Berlusconi admitiu na quinta-feira pela primeira vez que mulheres foram levadas a sua casa pelo empresário Giampaolo Tarantini, mas ele reiterou que não pagou por sexo e declarou ser "de longe, o melhor premiê que a Itália teve em 150 anos". Em trechos de seu depoimento à polícia, Tarantini disse ter levado mais de 30 prostitutas a festas na casa de Berlusconi e pelo menos 6 delas passaram a noite lá. Alguns encontros ocorreram quando o premiê cancelou compromissos oficiais.

 

Entre as prostitutas, há algumas atrizes, apresentadoras de TV, ex-participantes de reality shows e "algumas brasileiras", segundo ele - a única citada nominalmente pela imprensa italiana foi Camilla Cordeiro Charão.

 

"Prostituição e cocaína são os ingredientes para se obter sucesso na sociedade italiana", disse o empresário, que acrescentou que Berlusconi não sabia que as mulheres eram pagas e não deu detalhes sobre quem usava a droga durante as festas. Tarantini, 36 anos, é conhecido na Itália como "Rei das Próteses". Ele confessou que usou as mulheres para se aproximar de autoridades do governo italiano e obter em troca contratos oficiais para a compra de próteses e mesas de cirurgia. Segundo ele, as mulheres eram convidadas para as festas e tinham todas as despesas pagas.
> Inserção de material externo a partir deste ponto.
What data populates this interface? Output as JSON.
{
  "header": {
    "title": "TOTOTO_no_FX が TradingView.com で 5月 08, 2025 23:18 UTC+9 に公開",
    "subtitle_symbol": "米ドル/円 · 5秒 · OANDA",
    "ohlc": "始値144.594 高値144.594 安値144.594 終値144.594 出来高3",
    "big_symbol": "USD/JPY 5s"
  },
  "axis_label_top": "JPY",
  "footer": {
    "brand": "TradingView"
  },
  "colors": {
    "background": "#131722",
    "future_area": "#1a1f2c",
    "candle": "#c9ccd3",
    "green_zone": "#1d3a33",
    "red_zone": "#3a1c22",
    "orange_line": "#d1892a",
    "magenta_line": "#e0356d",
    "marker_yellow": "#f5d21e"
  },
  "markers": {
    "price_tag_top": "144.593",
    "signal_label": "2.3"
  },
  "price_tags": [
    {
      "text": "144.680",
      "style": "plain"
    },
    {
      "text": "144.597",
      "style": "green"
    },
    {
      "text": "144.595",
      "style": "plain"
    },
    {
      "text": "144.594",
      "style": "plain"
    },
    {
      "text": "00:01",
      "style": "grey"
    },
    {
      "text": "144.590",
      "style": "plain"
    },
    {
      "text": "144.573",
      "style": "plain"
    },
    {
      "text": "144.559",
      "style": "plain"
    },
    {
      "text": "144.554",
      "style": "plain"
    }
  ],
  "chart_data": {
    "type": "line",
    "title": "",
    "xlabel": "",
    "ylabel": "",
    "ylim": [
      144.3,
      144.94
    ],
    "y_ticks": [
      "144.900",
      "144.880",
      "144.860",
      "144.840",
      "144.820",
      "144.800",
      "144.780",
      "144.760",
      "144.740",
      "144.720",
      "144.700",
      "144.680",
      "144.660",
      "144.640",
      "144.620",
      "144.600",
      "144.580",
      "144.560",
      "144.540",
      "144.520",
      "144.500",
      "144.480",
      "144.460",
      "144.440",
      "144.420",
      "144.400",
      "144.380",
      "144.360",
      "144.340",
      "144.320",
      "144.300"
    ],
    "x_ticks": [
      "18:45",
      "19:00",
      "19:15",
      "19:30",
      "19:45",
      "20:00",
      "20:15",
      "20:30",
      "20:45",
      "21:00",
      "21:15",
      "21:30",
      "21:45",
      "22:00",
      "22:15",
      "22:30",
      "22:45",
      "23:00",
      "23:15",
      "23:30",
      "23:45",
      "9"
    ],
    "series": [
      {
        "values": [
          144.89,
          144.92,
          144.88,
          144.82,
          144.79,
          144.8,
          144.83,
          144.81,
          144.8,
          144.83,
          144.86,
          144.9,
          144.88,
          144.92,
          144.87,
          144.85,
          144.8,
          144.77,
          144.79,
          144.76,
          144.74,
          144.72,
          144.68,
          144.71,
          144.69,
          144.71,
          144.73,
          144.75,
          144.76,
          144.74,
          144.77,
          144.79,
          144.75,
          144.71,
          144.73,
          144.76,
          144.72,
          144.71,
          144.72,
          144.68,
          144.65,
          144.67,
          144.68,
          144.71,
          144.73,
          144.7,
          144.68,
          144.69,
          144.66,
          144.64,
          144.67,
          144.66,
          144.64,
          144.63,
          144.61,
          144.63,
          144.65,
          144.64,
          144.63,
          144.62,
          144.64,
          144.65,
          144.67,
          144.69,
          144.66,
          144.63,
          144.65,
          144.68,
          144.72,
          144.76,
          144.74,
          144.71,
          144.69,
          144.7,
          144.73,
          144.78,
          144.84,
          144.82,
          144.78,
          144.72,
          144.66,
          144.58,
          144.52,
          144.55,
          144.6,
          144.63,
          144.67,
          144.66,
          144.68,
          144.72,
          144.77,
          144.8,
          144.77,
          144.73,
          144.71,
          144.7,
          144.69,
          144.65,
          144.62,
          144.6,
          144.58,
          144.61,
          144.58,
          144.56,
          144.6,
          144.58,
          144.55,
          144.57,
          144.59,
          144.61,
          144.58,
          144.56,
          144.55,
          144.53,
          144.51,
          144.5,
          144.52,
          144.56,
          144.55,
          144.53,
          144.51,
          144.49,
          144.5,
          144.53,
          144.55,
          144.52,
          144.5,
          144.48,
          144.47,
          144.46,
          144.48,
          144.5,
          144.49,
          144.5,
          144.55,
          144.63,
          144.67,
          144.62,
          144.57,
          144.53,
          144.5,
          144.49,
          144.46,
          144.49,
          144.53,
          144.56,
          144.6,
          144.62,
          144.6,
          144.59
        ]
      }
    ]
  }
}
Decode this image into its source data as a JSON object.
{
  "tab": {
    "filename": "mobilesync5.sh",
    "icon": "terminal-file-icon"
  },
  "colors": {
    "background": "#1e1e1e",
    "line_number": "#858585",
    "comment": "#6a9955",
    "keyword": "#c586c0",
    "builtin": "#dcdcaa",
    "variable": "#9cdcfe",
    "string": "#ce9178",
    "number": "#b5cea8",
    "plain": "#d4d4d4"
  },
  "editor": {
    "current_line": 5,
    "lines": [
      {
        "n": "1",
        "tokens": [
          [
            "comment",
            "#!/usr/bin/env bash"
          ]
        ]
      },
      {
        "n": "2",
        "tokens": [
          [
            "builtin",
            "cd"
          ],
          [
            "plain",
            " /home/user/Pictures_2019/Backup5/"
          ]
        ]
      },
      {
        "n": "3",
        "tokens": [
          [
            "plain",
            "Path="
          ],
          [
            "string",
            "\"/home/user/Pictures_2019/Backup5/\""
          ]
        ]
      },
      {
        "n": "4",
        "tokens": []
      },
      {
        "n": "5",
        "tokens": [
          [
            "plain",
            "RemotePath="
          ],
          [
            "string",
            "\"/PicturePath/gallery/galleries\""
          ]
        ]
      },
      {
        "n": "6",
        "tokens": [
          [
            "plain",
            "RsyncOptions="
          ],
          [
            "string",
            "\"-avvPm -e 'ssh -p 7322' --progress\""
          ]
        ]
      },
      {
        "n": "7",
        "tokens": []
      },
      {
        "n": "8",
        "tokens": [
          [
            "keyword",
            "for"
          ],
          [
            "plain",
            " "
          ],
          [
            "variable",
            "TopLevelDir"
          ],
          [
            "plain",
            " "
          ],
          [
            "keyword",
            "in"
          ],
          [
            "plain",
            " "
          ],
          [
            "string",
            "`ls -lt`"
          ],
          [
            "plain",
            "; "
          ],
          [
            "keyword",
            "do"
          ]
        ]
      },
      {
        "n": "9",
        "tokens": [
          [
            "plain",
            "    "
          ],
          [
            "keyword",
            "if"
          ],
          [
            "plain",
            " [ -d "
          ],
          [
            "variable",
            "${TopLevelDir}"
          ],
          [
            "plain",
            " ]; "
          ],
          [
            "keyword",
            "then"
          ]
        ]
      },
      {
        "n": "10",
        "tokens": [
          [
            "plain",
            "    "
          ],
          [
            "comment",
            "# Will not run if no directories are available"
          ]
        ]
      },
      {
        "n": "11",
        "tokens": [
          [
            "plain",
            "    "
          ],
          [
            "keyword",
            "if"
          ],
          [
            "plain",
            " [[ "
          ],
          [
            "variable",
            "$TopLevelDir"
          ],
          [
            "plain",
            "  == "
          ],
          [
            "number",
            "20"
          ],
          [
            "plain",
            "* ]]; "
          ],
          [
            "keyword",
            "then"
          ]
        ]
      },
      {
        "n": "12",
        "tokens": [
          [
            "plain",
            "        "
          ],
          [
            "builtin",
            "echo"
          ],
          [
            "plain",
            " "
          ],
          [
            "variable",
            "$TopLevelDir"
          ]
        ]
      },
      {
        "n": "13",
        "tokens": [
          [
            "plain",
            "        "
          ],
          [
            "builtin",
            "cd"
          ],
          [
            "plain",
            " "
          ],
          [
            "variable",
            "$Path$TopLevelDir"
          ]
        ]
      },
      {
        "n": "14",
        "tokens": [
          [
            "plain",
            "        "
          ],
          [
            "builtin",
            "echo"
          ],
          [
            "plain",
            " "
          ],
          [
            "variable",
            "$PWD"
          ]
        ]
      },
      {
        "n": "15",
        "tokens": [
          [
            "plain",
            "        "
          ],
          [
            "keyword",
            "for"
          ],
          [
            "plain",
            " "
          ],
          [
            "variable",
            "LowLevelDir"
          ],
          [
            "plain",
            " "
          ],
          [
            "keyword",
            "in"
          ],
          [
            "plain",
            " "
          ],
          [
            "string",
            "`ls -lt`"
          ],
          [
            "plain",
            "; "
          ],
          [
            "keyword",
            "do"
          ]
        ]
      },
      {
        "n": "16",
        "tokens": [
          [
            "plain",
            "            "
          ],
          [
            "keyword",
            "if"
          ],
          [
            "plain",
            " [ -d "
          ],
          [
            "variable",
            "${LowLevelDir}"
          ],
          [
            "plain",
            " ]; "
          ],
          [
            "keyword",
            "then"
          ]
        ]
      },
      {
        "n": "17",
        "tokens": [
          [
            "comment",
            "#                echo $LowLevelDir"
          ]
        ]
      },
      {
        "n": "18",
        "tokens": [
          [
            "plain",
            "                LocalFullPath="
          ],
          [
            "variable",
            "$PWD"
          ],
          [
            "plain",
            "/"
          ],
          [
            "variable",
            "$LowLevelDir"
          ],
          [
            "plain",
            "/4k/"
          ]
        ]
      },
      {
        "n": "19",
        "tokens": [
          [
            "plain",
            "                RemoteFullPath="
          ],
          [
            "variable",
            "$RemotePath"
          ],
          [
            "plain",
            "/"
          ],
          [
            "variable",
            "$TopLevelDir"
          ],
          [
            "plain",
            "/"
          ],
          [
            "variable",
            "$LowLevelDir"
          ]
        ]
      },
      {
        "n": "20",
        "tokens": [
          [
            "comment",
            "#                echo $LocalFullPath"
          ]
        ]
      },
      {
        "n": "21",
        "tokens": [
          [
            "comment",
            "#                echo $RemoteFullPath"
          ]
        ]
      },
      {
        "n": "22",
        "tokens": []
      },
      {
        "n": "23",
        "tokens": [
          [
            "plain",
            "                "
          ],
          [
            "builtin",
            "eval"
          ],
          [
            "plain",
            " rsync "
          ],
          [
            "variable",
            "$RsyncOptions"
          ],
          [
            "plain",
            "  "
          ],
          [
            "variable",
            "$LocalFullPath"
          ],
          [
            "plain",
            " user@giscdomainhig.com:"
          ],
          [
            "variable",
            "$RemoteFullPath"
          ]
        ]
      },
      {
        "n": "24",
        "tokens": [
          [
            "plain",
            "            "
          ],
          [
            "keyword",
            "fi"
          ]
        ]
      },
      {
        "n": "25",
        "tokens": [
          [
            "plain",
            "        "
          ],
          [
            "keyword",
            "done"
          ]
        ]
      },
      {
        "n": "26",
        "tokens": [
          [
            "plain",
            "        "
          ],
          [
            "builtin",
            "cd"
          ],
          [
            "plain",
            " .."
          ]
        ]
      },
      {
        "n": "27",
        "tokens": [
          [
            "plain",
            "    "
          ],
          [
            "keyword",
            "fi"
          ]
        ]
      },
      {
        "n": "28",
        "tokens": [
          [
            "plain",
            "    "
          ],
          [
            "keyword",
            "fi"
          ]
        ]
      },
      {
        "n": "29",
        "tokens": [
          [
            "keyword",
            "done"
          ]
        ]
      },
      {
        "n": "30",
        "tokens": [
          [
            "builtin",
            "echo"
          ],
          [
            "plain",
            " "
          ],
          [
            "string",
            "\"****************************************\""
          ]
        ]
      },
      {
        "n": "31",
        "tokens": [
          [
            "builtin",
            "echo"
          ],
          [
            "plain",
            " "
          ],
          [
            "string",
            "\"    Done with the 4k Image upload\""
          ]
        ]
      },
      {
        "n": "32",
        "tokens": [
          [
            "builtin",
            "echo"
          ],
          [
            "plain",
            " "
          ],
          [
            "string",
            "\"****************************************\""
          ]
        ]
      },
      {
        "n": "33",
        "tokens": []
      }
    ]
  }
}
No fim da noite, algumas seguiam para um hotel, mas as que ficavam na casa de Berlusconi levavam 1 mil.

 

Após a noite com Berlusconi, segundo Patrizia, ela teria pedido que o premiê mandasse alguém liberar uma licença para a construção de um imóvel em Bari. "Em vez disso, ele me ofereceu um posto no Parlamento Europeu", disse Patrizia. Contrariada, ela deu entrevistas a um jornal francês contando suas passagens pelo Palazzo Grazioli, residência de Berlusconi em Roma.

 

"Para mim, era óbvio que todas as meninas que estavam nas festas eram garotas de programa. A certa altura, Berlusconi perguntou a elas se queriam trabalhar na televisão, entrar para a política ou participar do Grande Fratello (o Big Brother italiano)" disse Patrizia, que confidenciou também que o premiê não usou preservativos.